Dothan-area Baptists do week of local missions

Dothan-area Baptists do week of local missions

Honduras. Ethiopia. These are the types of places Josh Parker said people think of when they think of doing missions.

But when he thinks of doing missions, Parker thinks of the people sleeping under bridges in Dothan, people who don’t have anything.

“Those people get forgotten about,” said Parker, youth minister at Bethlehem Baptist Church, Headland, in Columbia Baptist Association.

But they’re not forgotten anymore, at least not in the Dothan area, thanks to WIRED, a weeklong associational missions effort with all the fixings of a summer camp most churches normally would travel to get to.

“We are trying to ‘wire’ churches together with one common purpose,” said Mark Anderson, camp director of WIRED and student minister at Malvern Baptist Church.

The purpose? To expose needs in the Wiregrass area.

“There are thousands of dollars spent traveling to other parts of (the) country and world when there are a lot of overlooked needs in our own area,” Anderson said.

It took three years of prayer and planning to come up with a solid program, but in 2008, a group of youth ministers’ goal of a missions project in its own “Jerusalem” was realized with the first WIRED.
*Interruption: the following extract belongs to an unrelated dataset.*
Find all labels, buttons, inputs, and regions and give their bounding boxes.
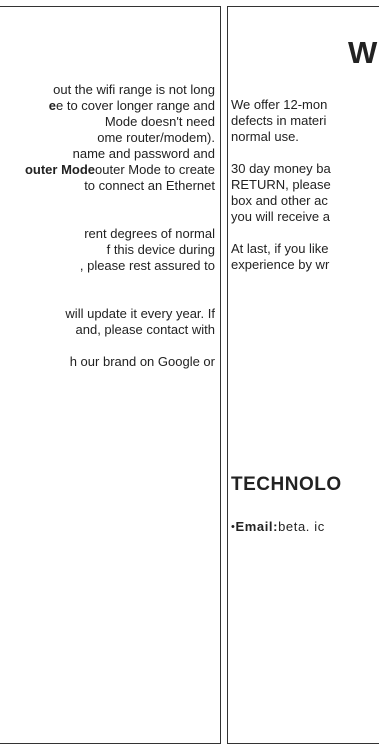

This year, there were 340 more participants than last year. The 575 students and adults from 33 churches were organized into 36 teams that focused on three ministry tracks: social ministry, children’s ministry and painting/construction/yard work ministry.

Dothan’s Mount Gilead Baptist and Ridgecrest Baptist churches acted as their home base July 5–10 with each church providing housing and meals and Ridgecrest Baptist hosting nightly worship services and Bible study.

Ministry track leader Dustin Lee, who attends Mount Gilead Baptist, saw the hearts of the 12 guys in his group soften while remodeling a home for abused and neglected girls.

The guys came to understand that a lack of family, love and material belongings is not just a Third World country issue — these things happen in Dothan and to people they go to school with, Lee said.

“It’s helped them be leaders and to know they need to love these girls,” he said of the experience.

While the guys didn’t have a chance to interact with the girls while they were working, three girls attended WIRED’s closing celebration, which was open to the community, and were saved.

Through the course of the week, more than 100 people made salvation decisions at ministry sites, 50 made decisions during evening worship and between 25 and 50 made decisions during Bible study. The missions project also led 44 students to commit their lives to the ministry, and since it ended, even more have made this decision.

Why has God blessed WIRED?

“I think it’s because we are fulfilling Scripture. We are starting in our hometown and ministering to our people,” Anderson said. “We are not looking at each other as individual churches but as one body uniting together in faith to serve Christ and the community through nursing homes, food kitchens, rescue missions, construction sites and VBS sites. Seeing the fruits of our labor as we minister to the community has helped us think outside the walls of the organized church.”